To understand the impact of therapeutic interventions on the outcome, we included various therapeutic and phenotypic independent variables. Liver transplantation was not included since the number of liver transplanted patients is still small in the E-IMD sample. The analysis did not elucidate a clear-cut superiority of any of the various treatment combinations used in the study sample. This does not mean that metabolic treatment is not at all effective. The implementation of low protein diet with or without essential amino acid supplements (Adam et al 2013), alternative pathway therapy (Brusilow et al 1979; Enns et al 2007; Berry et al 2014), arginine and citrulline supplementation (Brusilow et al 1979; Brusilow and Batshaw 1979), hemodialysis and filtration (Schaefer et al 1999; Picca et al 2015), nonabsorbable antibiotics (Foster et al 2010), carglumic acid for NAGS deficiency (Schubiger et al 1991), early liver transplantation (Morioka et al 2005; Kimura et al 2013), and timely emergency and/or maintenance treatment have improved the therapeutic options and are thought to improve the survival and neurological outcome in UCD patients (Batshaw et al 2014).

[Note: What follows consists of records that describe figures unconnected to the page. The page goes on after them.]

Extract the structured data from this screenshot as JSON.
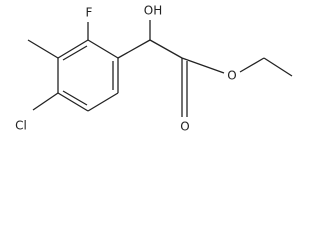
{
  "atoms": [
    {
      "label": "F"
    },
    {
      "label": "OH"
    },
    {
      "label": "O"
    },
    {
      "label": "O"
    },
    {
      "label": "Cl"
    }
  ]
}
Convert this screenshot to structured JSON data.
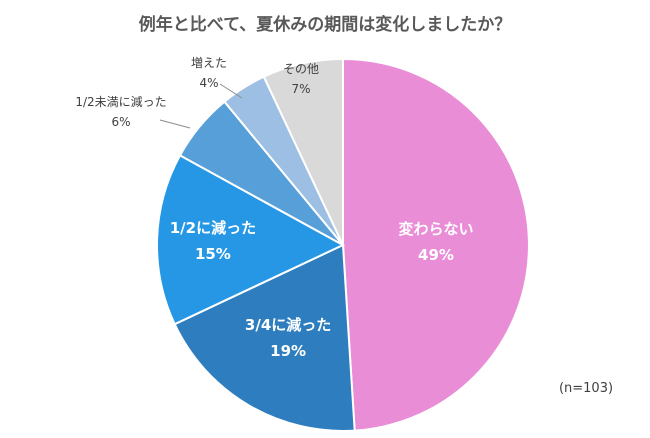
{
  "chart_data": {
    "type": "pie",
    "title": "例年と比べて、夏休みの期間は変化しましたか？",
    "note": "(n=103)",
    "slices": [
      {
        "label": "変わらない",
        "value_label": "49%",
        "value": 49,
        "color": "#E98DD6"
      },
      {
        "label": "3/4に減った",
        "value_label": "19%",
        "value": 19,
        "color": "#2E7EBF"
      },
      {
        "label": "1/2に減った",
        "value_label": "15%",
        "value": 15,
        "color": "#2597E4"
      },
      {
        "label": "1/2未満に減った",
        "value_label": "6%",
        "value": 6,
        "color": "#579FD8"
      },
      {
        "label": "増えた",
        "value_label": "4%",
        "value": 4,
        "color": "#9DBFE3"
      },
      {
        "label": "その他",
        "value_label": "7%",
        "value": 7,
        "color": "#D9D9D9"
      }
    ]
  }
}
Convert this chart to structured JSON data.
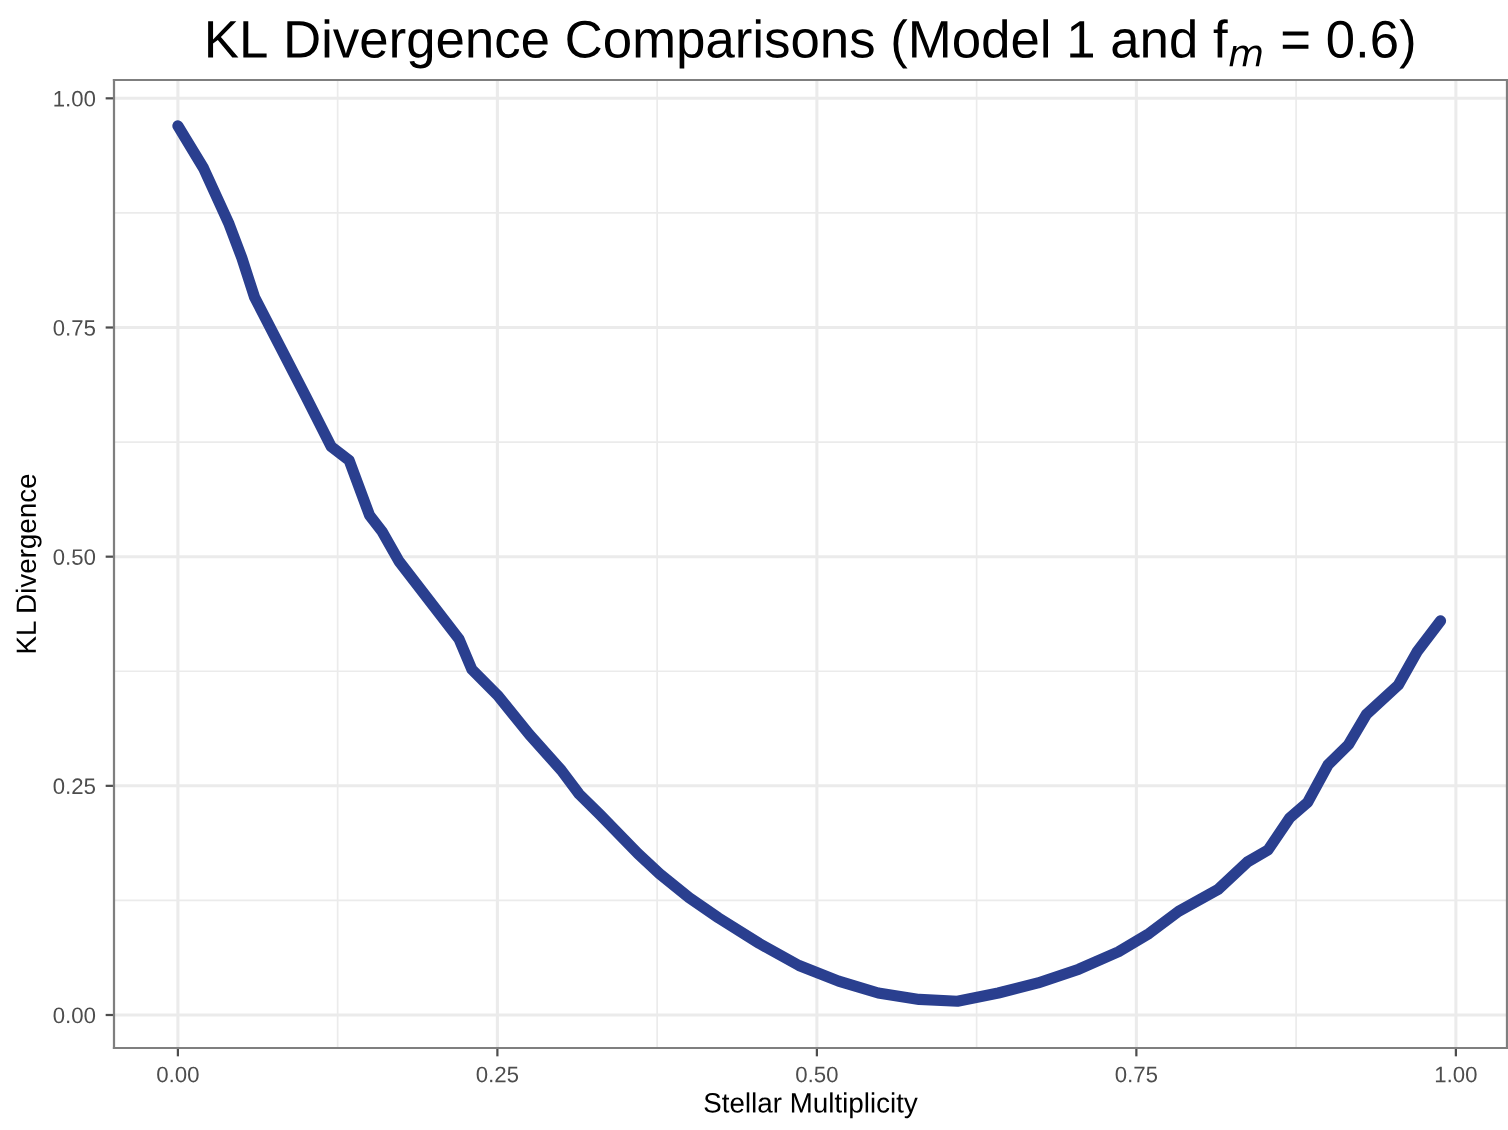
{
  "chart_data": {
    "type": "line",
    "title": "KL Divergence Comparisons (Model 1 and f$_{m}$ = 0.6)",
    "xlabel": "Stellar Multiplicity",
    "ylabel": "KL Divergence",
    "x": [
      0,
      0.02,
      0.04,
      0.05,
      0.06,
      0.08,
      0.1,
      0.12,
      0.134,
      0.15,
      0.16,
      0.173,
      0.22,
      0.23,
      0.25,
      0.275,
      0.3,
      0.314,
      0.33,
      0.36,
      0.377,
      0.4,
      0.423,
      0.455,
      0.486,
      0.517,
      0.548,
      0.58,
      0.61,
      0.642,
      0.673,
      0.705,
      0.736,
      0.76,
      0.783,
      0.814,
      0.837,
      0.853,
      0.87,
      0.884,
      0.9,
      0.916,
      0.93,
      0.955,
      0.97,
      0.988
    ],
    "series": [
      {
        "color": "#2a3f8f",
        "values": [
          0.97,
          0.924,
          0.863,
          0.826,
          0.783,
          0.729,
          0.675,
          0.62,
          0.605,
          0.545,
          0.527,
          0.495,
          0.41,
          0.377,
          0.349,
          0.306,
          0.267,
          0.241,
          0.219,
          0.176,
          0.154,
          0.128,
          0.106,
          0.078,
          0.054,
          0.037,
          0.024,
          0.017,
          0.015,
          0.024,
          0.035,
          0.05,
          0.069,
          0.089,
          0.113,
          0.137,
          0.167,
          0.18,
          0.215,
          0.232,
          0.273,
          0.295,
          0.328,
          0.36,
          0.397,
          0.43
        ]
      }
    ],
    "xlim": [
      -0.05,
      1.04
    ],
    "ylim": [
      -0.036,
      1.02
    ],
    "xticks": [
      {
        "value": 0,
        "label": "0.00"
      },
      {
        "value": 0.25,
        "label": "0.25"
      },
      {
        "value": 0.5,
        "label": "0.50"
      },
      {
        "value": 0.75,
        "label": "0.75"
      },
      {
        "value": 1,
        "label": "1.00"
      }
    ],
    "yticks": [
      {
        "value": 0,
        "label": "0.00"
      },
      {
        "value": 0.25,
        "label": "0.25"
      },
      {
        "value": 0.5,
        "label": "0.50"
      },
      {
        "value": 0.75,
        "label": "0.75"
      },
      {
        "value": 1,
        "label": "1.00"
      }
    ],
    "grid": true,
    "line_style": "solid",
    "marker": "none",
    "legend": false
  }
}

However, some studies did not unequivocally confirm improved outcome in UCD patients (Bachmann 2003b; Nassogne et al 2005). In fact, a recent meta-analysis did not show improved survival of EO patients over more than 35 years including studies from the USA, Europe and Japan (Burgard et al 2015). Study cohorts and results of clinical studies must be compared with great caution, since the proportions of patients with EO and LO often differ. To avoid misinterpretation, the therapeutic benefit must be adjusted to the assumed natural disease course, particularly if the sample contains a large number of LO patients (Uchino et al 1998; Enns et al 2007; Summar et al 2008; Kido et al 2012).

The impact of the natural disease courses and the large numbers of currently used treatment combinations are a challenge for the study design and remain a bottle neck for any attempt of treatment optimisation in UCD patients. It is hoped that more evidence will provide evidence-based guidelines, harmonising diagnostic and therapeutic interventions, to reduce the current interventional variability and to improve our understanding of optimal emergency and long-term management in the future (Häberle et al 2012).

Conclusions

The major predictors of the neurological outcome in UCD patients are non-interventional parameters reflecting the underlying disease severity such as age at disease onset and initial peak ammonium level. Other variables not included in our analysis such as plasma glutamine/glutamate concentration, mode and efficacy of ammonium detoxification as well as duration of the first hyperammonemic episode may be similarly useful. NBS helps to prepone the age at diagnosis in LO patients but unlikely in EO patients. Although early diagnosis and intervention seems beneficial for many UCD patients, the long-term benefit of NBS is still unclear and requires re-evaluation in a larger sample and at a more advanced age, using additional outcome parameters. The large number of drug combinations and the correlation of disease severity with treatment intensity hamper our understanding of optimised long-term management.